While Mangudya and his colleagues in government are “convinced that the economic fundamentals of this country are strong and the balance of payment is relatively strong”, what is currently happening on the ground is pointing otherwise.

And it is quite strange that sentiments by key industry players such as the Zimbabwe National Chamber of Commerce (ZNCC) and the Confederation of Zimbabwe Industries that the nuts holding the country’s economic wheels are dangerously loose have been dismissed by the powers-that-be as pushing a regime change agenda and bent on sabotaging the current government.

Mangudya and company insist that the country’s high inflation rate of 191,6%, Africa’s second highest after Sudan’s 245,1%, according to the International Monetary Fund, is a result of effects of the COVID-19 pandemic and the Russia-Ukraine war.

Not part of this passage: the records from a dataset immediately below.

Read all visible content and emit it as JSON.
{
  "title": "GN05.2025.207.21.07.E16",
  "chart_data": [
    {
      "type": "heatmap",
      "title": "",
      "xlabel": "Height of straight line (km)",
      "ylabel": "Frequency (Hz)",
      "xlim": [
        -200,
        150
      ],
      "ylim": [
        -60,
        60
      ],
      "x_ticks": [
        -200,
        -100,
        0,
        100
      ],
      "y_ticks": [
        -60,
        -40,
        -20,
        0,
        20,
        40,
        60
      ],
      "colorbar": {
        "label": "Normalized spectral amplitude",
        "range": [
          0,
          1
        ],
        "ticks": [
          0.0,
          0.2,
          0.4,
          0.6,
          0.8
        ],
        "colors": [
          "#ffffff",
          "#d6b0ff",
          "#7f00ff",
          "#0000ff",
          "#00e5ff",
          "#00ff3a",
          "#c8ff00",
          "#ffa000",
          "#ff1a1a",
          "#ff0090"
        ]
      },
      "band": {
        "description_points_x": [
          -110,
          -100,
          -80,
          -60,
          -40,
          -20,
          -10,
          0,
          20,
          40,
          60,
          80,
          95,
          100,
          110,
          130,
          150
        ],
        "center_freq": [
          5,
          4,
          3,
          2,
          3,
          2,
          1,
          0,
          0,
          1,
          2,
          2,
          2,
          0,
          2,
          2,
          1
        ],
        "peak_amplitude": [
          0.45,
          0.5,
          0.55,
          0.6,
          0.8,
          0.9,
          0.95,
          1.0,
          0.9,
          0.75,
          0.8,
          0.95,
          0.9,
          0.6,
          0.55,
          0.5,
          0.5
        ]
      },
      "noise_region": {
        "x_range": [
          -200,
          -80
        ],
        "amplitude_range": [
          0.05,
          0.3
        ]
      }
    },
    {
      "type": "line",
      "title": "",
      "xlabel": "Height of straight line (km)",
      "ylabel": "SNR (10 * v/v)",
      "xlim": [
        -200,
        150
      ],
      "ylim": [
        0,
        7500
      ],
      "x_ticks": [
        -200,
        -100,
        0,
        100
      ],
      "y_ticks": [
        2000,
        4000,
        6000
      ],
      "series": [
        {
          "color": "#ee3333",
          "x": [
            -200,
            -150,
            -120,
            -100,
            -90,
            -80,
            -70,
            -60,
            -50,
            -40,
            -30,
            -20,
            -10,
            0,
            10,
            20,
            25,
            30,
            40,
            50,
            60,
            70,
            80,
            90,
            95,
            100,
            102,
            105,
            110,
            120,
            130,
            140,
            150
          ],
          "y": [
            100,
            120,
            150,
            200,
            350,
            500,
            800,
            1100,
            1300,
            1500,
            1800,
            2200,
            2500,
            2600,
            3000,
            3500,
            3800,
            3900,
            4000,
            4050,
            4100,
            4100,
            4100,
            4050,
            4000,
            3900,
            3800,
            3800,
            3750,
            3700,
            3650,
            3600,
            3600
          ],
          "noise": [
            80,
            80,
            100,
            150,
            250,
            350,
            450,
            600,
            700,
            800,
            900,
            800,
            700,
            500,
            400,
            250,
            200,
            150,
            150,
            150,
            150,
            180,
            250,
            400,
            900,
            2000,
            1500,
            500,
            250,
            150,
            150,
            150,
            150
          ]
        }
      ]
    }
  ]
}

But the entire globe has been affected by these events and interestingly, there is no other country on this planet that has been so troubled to the point of rejecting its own currency as the market is increasingly doing in Zimbabwe.

There is definitely something amiss in Zimbabwe’s economic and financial debacle.

“The Ministry of Finance has to come up with measures that boost confidence in the monetary policy framework by promoting the use of local currency such as through giving the public freedom of choice when paying statutory obligations, taxes and duties,” the ZNCC has since pointed out as just one measure to try to place Zimbabwe’s economy back on the rails.

If truth be told, the fast unfolding events surrounding the country’s foreign currency situation and the fate of the Zimbabwe dollar all point to an economy already in the intensive care unit.

The biggest tragedy is, however, that our monetary authorities will not accept failure and are wont on keeping on spurring forward an economy whose wheels have totally fallen off.

Zimbabwe needs an entirely new financial and economic policy direction devoid of current failed policies that are proving to worsen our plight as a nation.